Official sources said an objection for the proposal was raised during a public hearing. Under the CERC guidelines for power exchanges, permission can be granted to any company registered under the Companies Act exclusively for the purpose. In case of a consortium, it should submit formal agreement among its members that would dwell upon the issues critical for setting up of the exchange.

Besides NCDEX, NTPC plans to rope in PowerGrid Corporation, Power Finance Corporation, National Hydroelectric Power Corporation and Tata Power for the proposed exchange. Sources said a joint venture agreement among the partners has already been finalised. CERC last month approved in-principle a power trading exchange to be set up by Multi Commodity Exchange of India Ltd (MCX) and Financial Technology India Ltd.
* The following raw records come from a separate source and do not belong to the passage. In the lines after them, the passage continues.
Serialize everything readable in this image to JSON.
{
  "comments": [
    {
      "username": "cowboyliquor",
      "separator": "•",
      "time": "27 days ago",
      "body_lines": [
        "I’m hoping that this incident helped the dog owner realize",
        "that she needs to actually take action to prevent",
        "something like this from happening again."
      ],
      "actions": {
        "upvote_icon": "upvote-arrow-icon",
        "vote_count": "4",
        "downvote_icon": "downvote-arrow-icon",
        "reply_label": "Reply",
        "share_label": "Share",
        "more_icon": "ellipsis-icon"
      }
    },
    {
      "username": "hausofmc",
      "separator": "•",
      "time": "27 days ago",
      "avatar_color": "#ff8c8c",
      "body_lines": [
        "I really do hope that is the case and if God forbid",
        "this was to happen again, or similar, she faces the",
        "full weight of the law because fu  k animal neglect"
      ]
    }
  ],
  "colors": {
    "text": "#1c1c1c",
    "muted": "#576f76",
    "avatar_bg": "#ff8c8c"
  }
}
Sources said apprehensions were also raised during the hearing about NTPC becoming a generator as well as trader to which CERC said there would be no discrimination. Besides, as far as power being diverted for trading is concerned, the guidelines ensure that no existing power purchase agreements and bilateral contracts would be disturbed.

The MCX-FTIL led exchange, called Indian Energy Exchange Ltd (IEEL), is likely to see participation from PTC India Ltd and Tata Power. FTIL would provide the licensed software to the exchange and MCX the expertise in operation management.
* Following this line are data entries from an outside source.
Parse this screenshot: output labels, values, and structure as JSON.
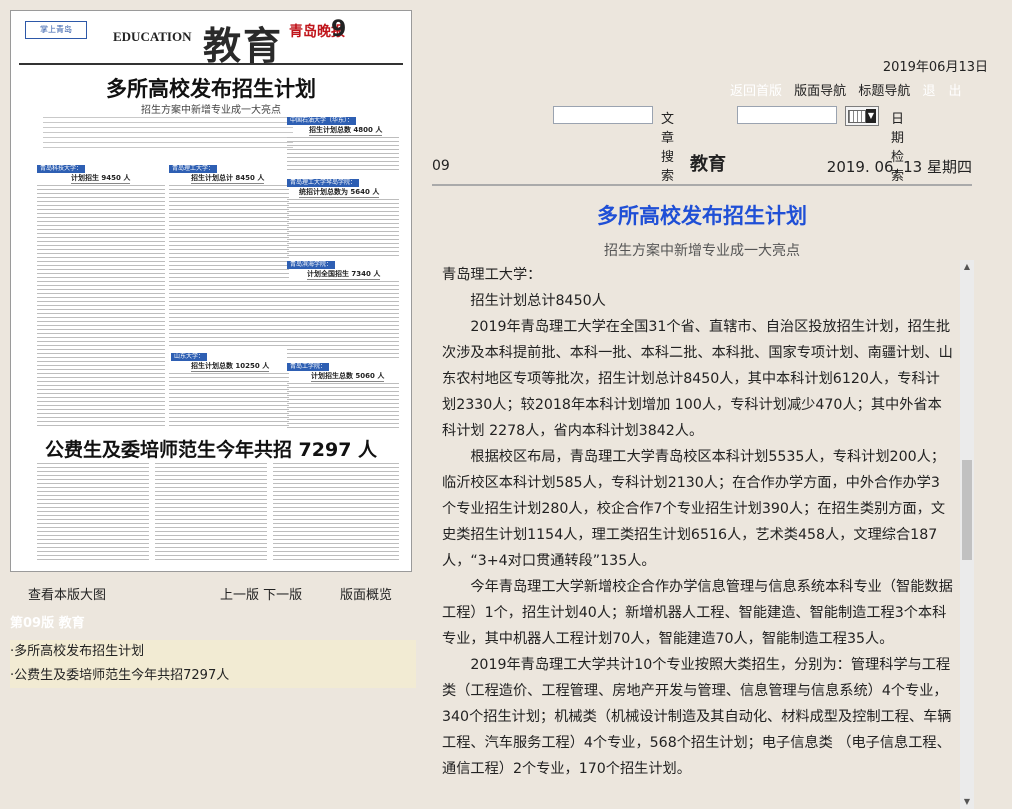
{
  "newspaper_thumb": {
    "logo": "掌上青岛",
    "edu_en": "EDUCATION",
    "edu_cn": "教育",
    "paper_name": "青岛晚报",
    "page_no": "9",
    "headline1": "多所高校发布招生计划",
    "sub1": "招生方案中新增专业成一大亮点",
    "headline2": "公费生及委培师范生今年共招 7297 人",
    "boxes": [
      "计划招生 9450 人",
      "招生计划总计 8450 人",
      "招生计划总数 4800 人",
      "统招计划总数为 5640 人",
      "计划全国招生 7340 人",
      "招生计划总数 10250 人",
      "计划招生总数 5060 人"
    ],
    "tags": [
      "青岛科技大学：",
      "青岛理工大学：",
      "中国石油大学（华东）：",
      "青岛理工大学琴岛学院：",
      "青岛滨海学院：",
      "山东大学：",
      "青岛工学院："
    ]
  },
  "left_links": {
    "view_large": "查看本版大图",
    "prev_next": "上一版 下一版",
    "overview": "版面概览"
  },
  "section_head": "第09版 教育",
  "articles": [
    "·多所高校发布招生计划",
    "·公费生及委培师范生今年共招7297人"
  ],
  "date_top": "2019年06月13日",
  "nav": {
    "home": "返回首版",
    "page_nav": "版面导航",
    "title_nav": "标题导航",
    "exit": "退　出"
  },
  "search": {
    "article_label": "文章搜索",
    "date_label": "日期检索"
  },
  "page_bar": {
    "page_number": "09",
    "title": "教育",
    "date": "2019. 06. 13  星期四"
  },
  "article": {
    "title": "多所高校发布招生计划",
    "subtitle": "招生方案中新增专业成一大亮点",
    "paragraphs": [
      "青岛理工大学：",
      "招生计划总计8450人",
      "2019年青岛理工大学在全国31个省、直辖市、自治区投放招生计划，招生批次涉及本科提前批、本科一批、本科二批、本科批、国家专项计划、南疆计划、山东农村地区专项等批次，招生计划总计8450人，其中本科计划6120人，专科计划2330人；较2018年本科计划增加 100人，专科计划减少470人；其中外省本科计划 2278人，省内本科计划3842人。",
      "根据校区布局，青岛理工大学青岛校区本科计划5535人，专科计划200人；临沂校区本科计划585人，专科计划2130人；在合作办学方面，中外合作办学3个专业招生计划280人，校企合作7个专业招生计划390人；在招生类别方面，文史类招生计划1154人，理工类招生计划6516人，艺术类458人，文理综合187人，“3+4对口贯通转段”135人。",
      "今年青岛理工大学新增校企合作办学信息管理与信息系统本科专业（智能数据工程）1个，招生计划40人；新增机器人工程、智能建造、智能制造工程3个本科专业，其中机器人工程计划70人，智能建造70人，智能制造工程35人。",
      "2019年青岛理工大学共计10个专业按照大类招生，分别为：管理科学与工程类（工程造价、工程管理、房地产开发与管理、信息管理与信息系统）4个专业，340个招生计划；机械类（机械设计制造及其自动化、材料成型及控制工程、车辆工程、汽车服务工程）4个专业，568个招生计划；电子信息类 （电子信息工程、通信工程）2个专业，170个招生计划。"
    ]
  }
}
Under the CERC guidelines, the promoters would be required to develop their own model of power exchange. The promoter of the exchange would need to have adequate knowledge of the power sector, the electricity grid code, open access issue, availability-based tariff, unscheduled interchange mechanism, scheduling dispatch and energy accounting procedure.

The power exchanges would enable participants to trade electricity the subsequent day through standard hourly contracts and block contracts. The transaction would happen through injection or drawing power from the grid at a given hour at a market price.